Traditional Japanese New Year decoration

"mirror rice cake" (鏡餅, Kagami mochi) is a traditional Japanese New Year decoration. It usually consists of two round mochi (rice cakes), the smaller placed atop the larger, and a daidai (a Japanese bitter orange) with an attached leaf on top. In addition, it may have a sheet of konbu and a skewer of dried persimmons under the mochi. It sits on a stand called a (三宝, sanpō) over a sheet called a (四方紅, shihōbeni), which is supposed to ward off fires from the house for the following years. Sheets of paper called (御幣, gohei) folded into lightning shapes similar to those seen on sumo wrestler's belts are also attached.

| Mass-produced kagami mochi rice cakes | A traditionally-ornamented kagami mochi |

| Several sizes and prices of kagami mochi in Tokyo. | Traditionally-made kagami mochi |

Kagami mochi first appeared in the Muromachi period (14th-16th century). The name kagami ("mirror") is said to have originated from its resemblance to an old-fashioned kind of round copper or bronze mirror, which also had a religious significance. The reason for it is not clear. Explanations include mochi being a food for special days, the spirit of the rice plant being found in the mochi, and the mochi being a food which gives strength.

The two mochi discs are variously said to symbolize the going and coming years, the human heart, "yin" and "yang", or the Moon and the Sun. The daidai, whose name means "generations", is said to symbolize the continuation of a family from generation to generation.

Traditionally, kagami mochi were placed in various locations throughout the house. Nowadays, they are usually placed in a household Shinto altar, or kamidana. They are also placed in the tokonoma, a small decorated alcove in the main room of the home.

Contemporary kagami mochi are often pre-molded into the shape of stacked disks and sold in plastic packages in the supermarket. A mikan or a plastic imitation daidai is often substituted for the original one.

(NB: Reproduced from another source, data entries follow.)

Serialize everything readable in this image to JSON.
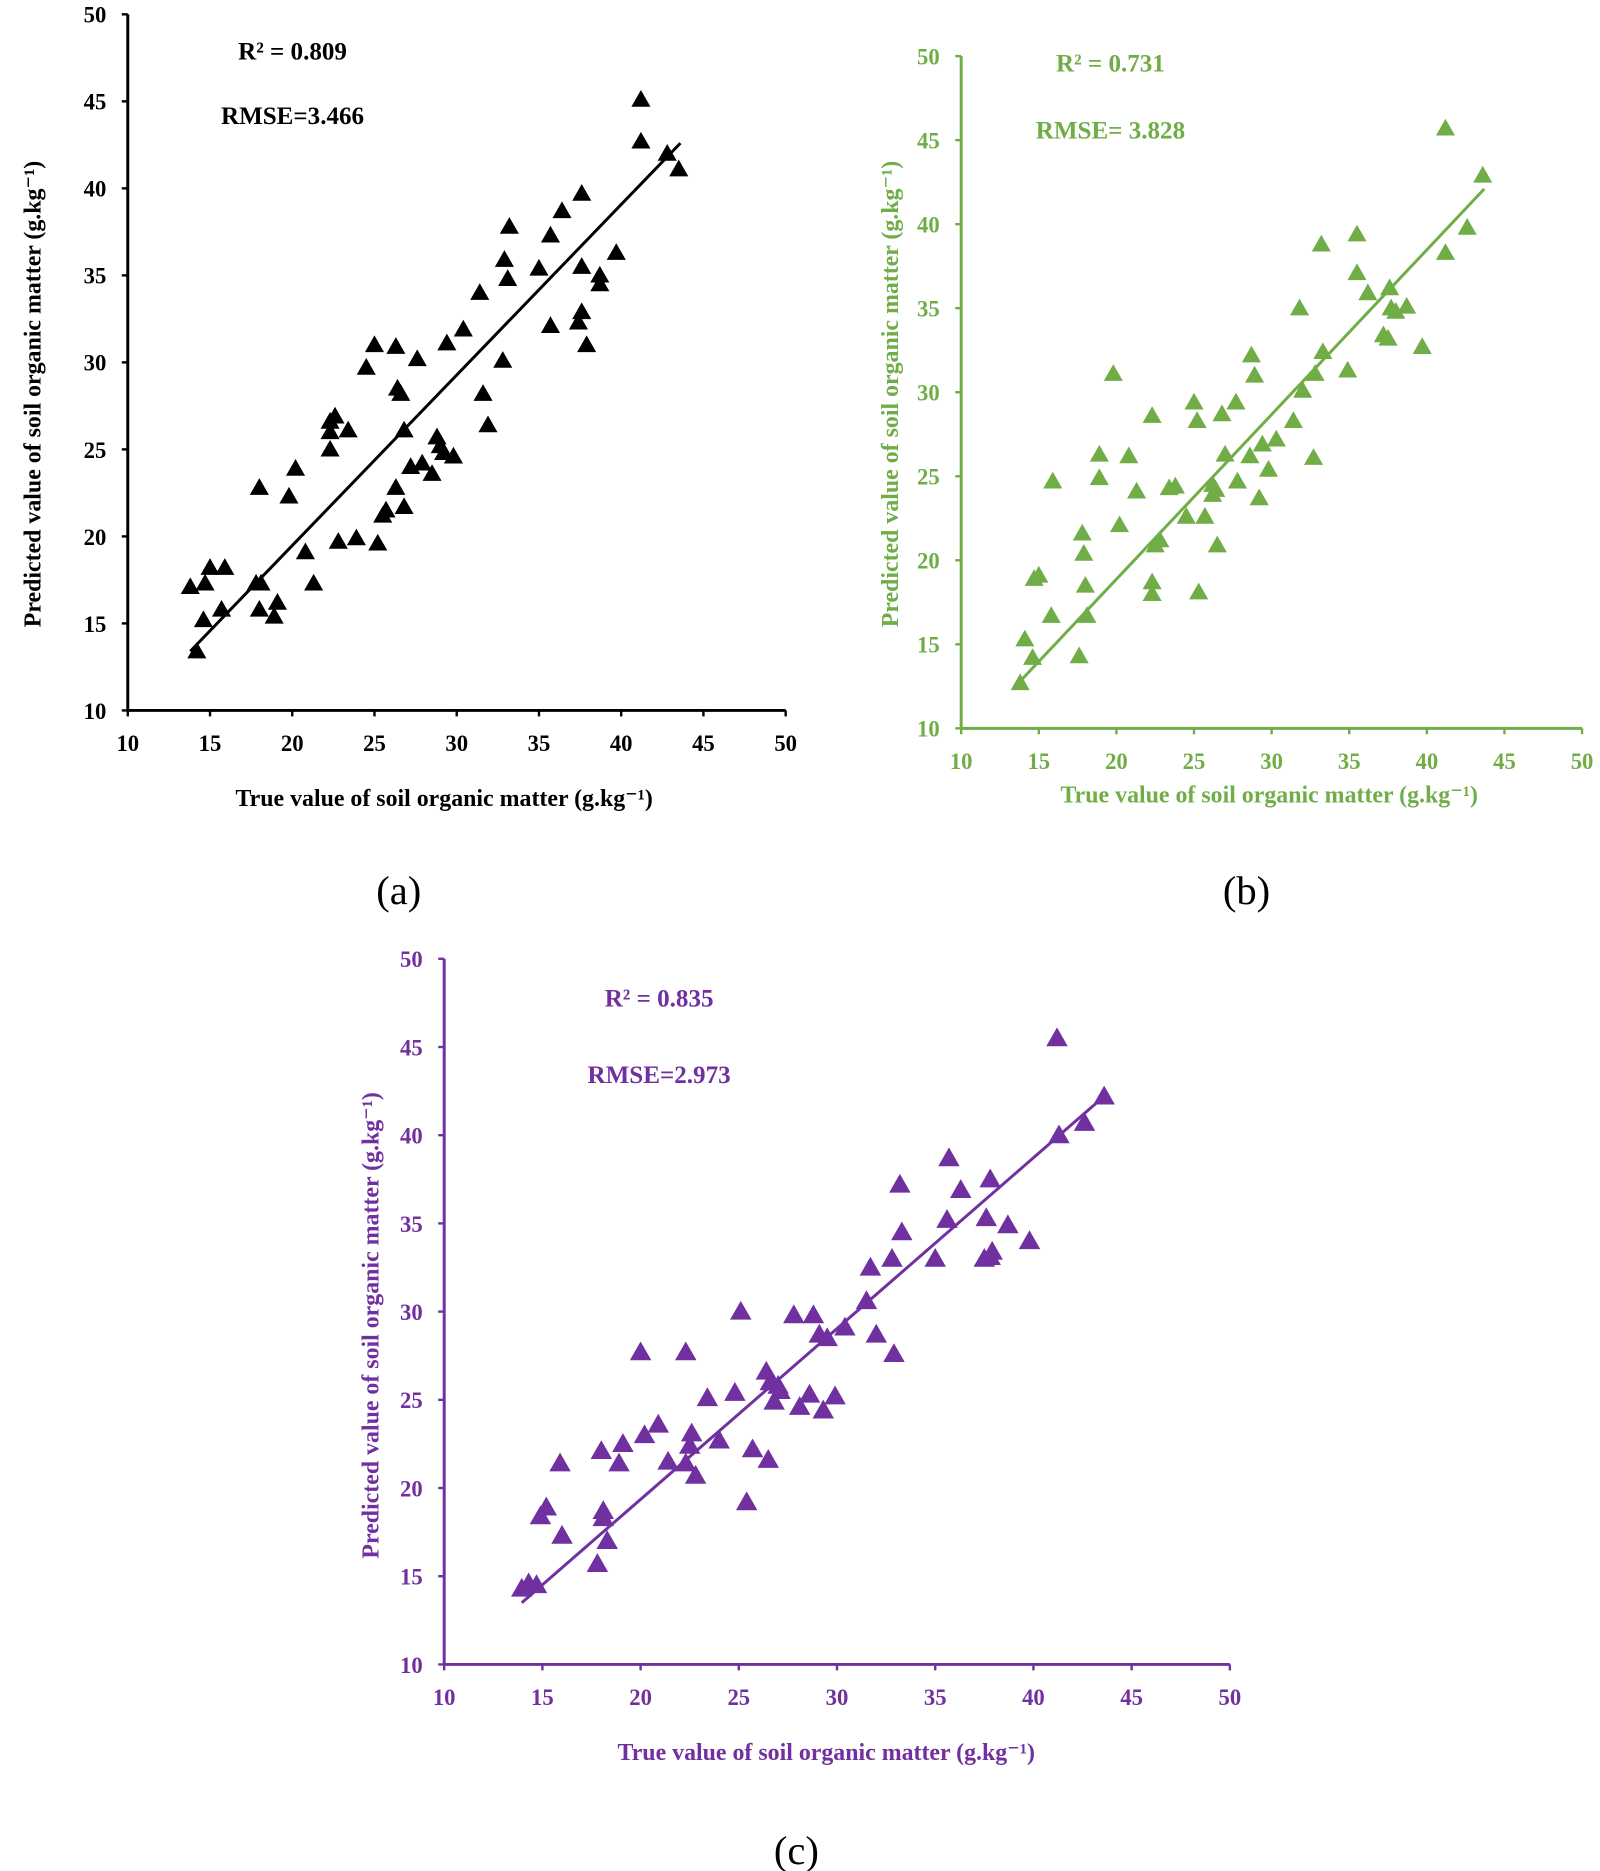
{
  "chart_data": [
    {
      "type": "scatter",
      "panel_label": "(a)",
      "color": "#000000",
      "xlabel": "True value of soil organic matter  (g.kg⁻¹)",
      "ylabel": "Predicted value of soil organic matter  (g.kg⁻¹)",
      "xlim": [
        10,
        50
      ],
      "ylim": [
        10,
        50
      ],
      "xticks": [
        10,
        15,
        20,
        25,
        30,
        35,
        40,
        45,
        50
      ],
      "yticks": [
        10,
        15,
        20,
        25,
        30,
        35,
        40,
        45,
        50
      ],
      "grid": false,
      "marker": "triangle",
      "annotations": [
        "R² = 0.809",
        "RMSE=3.466"
      ],
      "trendline": [
        [
          13.8,
          13.4
        ],
        [
          43.6,
          42.6
        ]
      ],
      "points": [
        [
          13.8,
          17.1
        ],
        [
          14.2,
          13.4
        ],
        [
          14.6,
          15.2
        ],
        [
          14.7,
          17.3
        ],
        [
          15.0,
          18.2
        ],
        [
          15.7,
          15.8
        ],
        [
          15.9,
          18.2
        ],
        [
          17.8,
          17.3
        ],
        [
          18.0,
          22.8
        ],
        [
          18.1,
          17.3
        ],
        [
          18.0,
          15.8
        ],
        [
          18.9,
          15.4
        ],
        [
          19.1,
          16.2
        ],
        [
          19.8,
          22.3
        ],
        [
          20.2,
          23.9
        ],
        [
          20.8,
          19.1
        ],
        [
          21.3,
          17.3
        ],
        [
          22.3,
          25.0
        ],
        [
          22.3,
          26.6
        ],
        [
          22.6,
          26.9
        ],
        [
          22.3,
          26.0
        ],
        [
          22.8,
          19.7
        ],
        [
          23.4,
          26.1
        ],
        [
          23.9,
          19.9
        ],
        [
          24.5,
          29.7
        ],
        [
          25.0,
          31.0
        ],
        [
          25.2,
          19.6
        ],
        [
          25.5,
          21.2
        ],
        [
          25.7,
          21.5
        ],
        [
          26.3,
          30.9
        ],
        [
          26.3,
          22.8
        ],
        [
          26.4,
          28.5
        ],
        [
          26.6,
          28.2
        ],
        [
          26.8,
          21.7
        ],
        [
          26.8,
          26.1
        ],
        [
          27.2,
          24.0
        ],
        [
          27.6,
          30.2
        ],
        [
          27.9,
          24.2
        ],
        [
          28.5,
          23.6
        ],
        [
          28.8,
          25.7
        ],
        [
          29.0,
          25.2
        ],
        [
          29.4,
          31.1
        ],
        [
          29.2,
          24.8
        ],
        [
          29.8,
          24.6
        ],
        [
          30.4,
          31.9
        ],
        [
          31.4,
          34.0
        ],
        [
          31.6,
          28.2
        ],
        [
          31.9,
          26.4
        ],
        [
          32.8,
          30.1
        ],
        [
          32.9,
          35.9
        ],
        [
          33.1,
          34.8
        ],
        [
          33.2,
          37.8
        ],
        [
          35.0,
          35.4
        ],
        [
          35.7,
          37.3
        ],
        [
          35.7,
          32.1
        ],
        [
          36.4,
          38.7
        ],
        [
          37.6,
          39.7
        ],
        [
          37.6,
          35.5
        ],
        [
          37.4,
          32.3
        ],
        [
          37.6,
          32.9
        ],
        [
          37.9,
          31.0
        ],
        [
          38.7,
          35.0
        ],
        [
          38.7,
          34.5
        ],
        [
          39.7,
          36.3
        ],
        [
          41.2,
          45.1
        ],
        [
          41.2,
          42.7
        ],
        [
          42.8,
          42.0
        ],
        [
          43.5,
          41.1
        ]
      ]
    },
    {
      "type": "scatter",
      "panel_label": "(b)",
      "color": "#70ad47",
      "xlabel": "True value of soil organic matter  (g.kg⁻¹)",
      "ylabel": "Predicted value of soil organic matter  (g.kg⁻¹)",
      "xlim": [
        10,
        50
      ],
      "ylim": [
        10,
        50
      ],
      "xticks": [
        10,
        15,
        20,
        25,
        30,
        35,
        40,
        45,
        50
      ],
      "yticks": [
        10,
        15,
        20,
        25,
        30,
        35,
        40,
        45,
        50
      ],
      "grid": false,
      "marker": "triangle",
      "annotations": [
        "R² = 0.731",
        "RMSE= 3.828"
      ],
      "trendline": [
        [
          13.8,
          12.8
        ],
        [
          43.7,
          42.1
        ]
      ],
      "points": [
        [
          13.8,
          12.7
        ],
        [
          14.1,
          15.3
        ],
        [
          14.6,
          14.2
        ],
        [
          14.7,
          18.9
        ],
        [
          15.0,
          19.1
        ],
        [
          15.8,
          16.7
        ],
        [
          15.9,
          24.7
        ],
        [
          17.6,
          14.3
        ],
        [
          17.8,
          21.6
        ],
        [
          17.9,
          20.4
        ],
        [
          18.0,
          18.5
        ],
        [
          18.1,
          16.7
        ],
        [
          18.9,
          26.3
        ],
        [
          18.9,
          24.9
        ],
        [
          19.8,
          31.1
        ],
        [
          20.2,
          22.1
        ],
        [
          20.8,
          26.2
        ],
        [
          21.3,
          24.1
        ],
        [
          22.3,
          28.6
        ],
        [
          22.3,
          18.7
        ],
        [
          22.3,
          18.0
        ],
        [
          22.5,
          20.9
        ],
        [
          22.8,
          21.2
        ],
        [
          23.4,
          24.3
        ],
        [
          23.8,
          24.4
        ],
        [
          24.5,
          22.6
        ],
        [
          25.0,
          29.4
        ],
        [
          25.2,
          28.3
        ],
        [
          25.3,
          18.1
        ],
        [
          25.7,
          22.6
        ],
        [
          26.2,
          24.5
        ],
        [
          26.2,
          23.9
        ],
        [
          26.4,
          24.2
        ],
        [
          26.5,
          20.9
        ],
        [
          26.8,
          28.7
        ],
        [
          27.0,
          26.3
        ],
        [
          27.7,
          29.4
        ],
        [
          27.8,
          24.7
        ],
        [
          28.6,
          26.2
        ],
        [
          28.7,
          32.2
        ],
        [
          28.9,
          31.0
        ],
        [
          29.2,
          23.7
        ],
        [
          29.4,
          26.9
        ],
        [
          29.8,
          25.4
        ],
        [
          30.3,
          27.2
        ],
        [
          31.4,
          28.3
        ],
        [
          31.8,
          35.0
        ],
        [
          32.0,
          30.1
        ],
        [
          32.7,
          26.1
        ],
        [
          32.8,
          31.1
        ],
        [
          33.2,
          38.8
        ],
        [
          33.3,
          32.4
        ],
        [
          34.9,
          31.3
        ],
        [
          35.5,
          39.4
        ],
        [
          35.5,
          37.1
        ],
        [
          36.2,
          35.9
        ],
        [
          37.2,
          33.4
        ],
        [
          37.5,
          33.2
        ],
        [
          37.6,
          36.2
        ],
        [
          37.7,
          35.0
        ],
        [
          38.0,
          34.8
        ],
        [
          38.7,
          35.1
        ],
        [
          39.7,
          32.7
        ],
        [
          41.2,
          38.3
        ],
        [
          41.2,
          45.7
        ],
        [
          42.6,
          39.8
        ],
        [
          43.6,
          42.9
        ]
      ]
    },
    {
      "type": "scatter",
      "panel_label": "(c)",
      "color": "#7030a0",
      "xlabel": "True value of soil organic matter  (g.kg⁻¹)",
      "ylabel": "Predicted value of soil organic matter  (g.kg⁻¹)",
      "xlim": [
        10,
        50
      ],
      "ylim": [
        10,
        50
      ],
      "xticks": [
        10,
        15,
        20,
        25,
        30,
        35,
        40,
        45,
        50
      ],
      "yticks": [
        10,
        15,
        20,
        25,
        30,
        35,
        40,
        45,
        50
      ],
      "grid": false,
      "marker": "triangle",
      "annotations": [
        "R² = 0.835",
        "RMSE=2.973"
      ],
      "trendline": [
        [
          13.95,
          13.5
        ],
        [
          43.8,
          42.4
        ]
      ],
      "points": [
        [
          13.95,
          14.3
        ],
        [
          14.3,
          14.6
        ],
        [
          14.7,
          14.5
        ],
        [
          14.9,
          18.4
        ],
        [
          15.2,
          18.9
        ],
        [
          15.9,
          21.4
        ],
        [
          16.0,
          17.3
        ],
        [
          17.8,
          15.7
        ],
        [
          18.0,
          22.1
        ],
        [
          18.1,
          18.7
        ],
        [
          18.1,
          18.3
        ],
        [
          18.3,
          17.0
        ],
        [
          18.9,
          21.4
        ],
        [
          19.1,
          22.5
        ],
        [
          20.0,
          27.7
        ],
        [
          20.2,
          23.0
        ],
        [
          20.9,
          23.6
        ],
        [
          21.4,
          21.5
        ],
        [
          22.3,
          21.4
        ],
        [
          22.3,
          27.7
        ],
        [
          22.5,
          22.4
        ],
        [
          22.6,
          23.1
        ],
        [
          22.8,
          20.7
        ],
        [
          23.4,
          25.1
        ],
        [
          24.0,
          22.7
        ],
        [
          24.8,
          25.4
        ],
        [
          25.1,
          30.0
        ],
        [
          25.4,
          19.2
        ],
        [
          25.7,
          22.2
        ],
        [
          26.4,
          26.6
        ],
        [
          26.5,
          21.6
        ],
        [
          26.6,
          26.0
        ],
        [
          26.8,
          24.9
        ],
        [
          27.0,
          25.8
        ],
        [
          27.1,
          25.5
        ],
        [
          27.8,
          29.8
        ],
        [
          28.1,
          24.6
        ],
        [
          28.6,
          25.3
        ],
        [
          28.8,
          29.8
        ],
        [
          29.1,
          28.7
        ],
        [
          29.3,
          24.4
        ],
        [
          29.5,
          28.5
        ],
        [
          29.9,
          25.2
        ],
        [
          30.4,
          29.1
        ],
        [
          31.5,
          30.6
        ],
        [
          31.7,
          32.5
        ],
        [
          32.0,
          28.7
        ],
        [
          32.8,
          33.0
        ],
        [
          32.9,
          27.6
        ],
        [
          33.2,
          37.2
        ],
        [
          33.3,
          34.5
        ],
        [
          35.0,
          33.0
        ],
        [
          35.7,
          38.7
        ],
        [
          35.6,
          35.2
        ],
        [
          36.3,
          36.9
        ],
        [
          37.5,
          33.0
        ],
        [
          37.6,
          35.3
        ],
        [
          37.8,
          37.5
        ],
        [
          37.8,
          33.1
        ],
        [
          37.9,
          33.4
        ],
        [
          38.7,
          34.9
        ],
        [
          39.8,
          34.0
        ],
        [
          41.2,
          45.5
        ],
        [
          41.3,
          40.0
        ],
        [
          42.6,
          40.7
        ],
        [
          43.6,
          42.2
        ]
      ]
    }
  ]
}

Variations in the shape of kagami mochi are also seen. In some regions, three layered kagami mochi are also used. The three layered kagami mochi are placed on the butsudan or on the kamidana. There is also a variant decoration called an okudokazari placed in the center of the kitchen or by the window which has three layers of mochi.

Kagami mochi are traditionally broken and eaten in a Shinto ritual called kagami biraki (mirror-opening) on the second Saturday or Sunday of January. This is an important ritual in Japanese martial arts dojos. It was first adopted into Japanese martial arts when Kanō Jigorō, the founder of judo, adopted it in 1884, and since then the practice has spread to aikido, karate, and jujutsu dojos.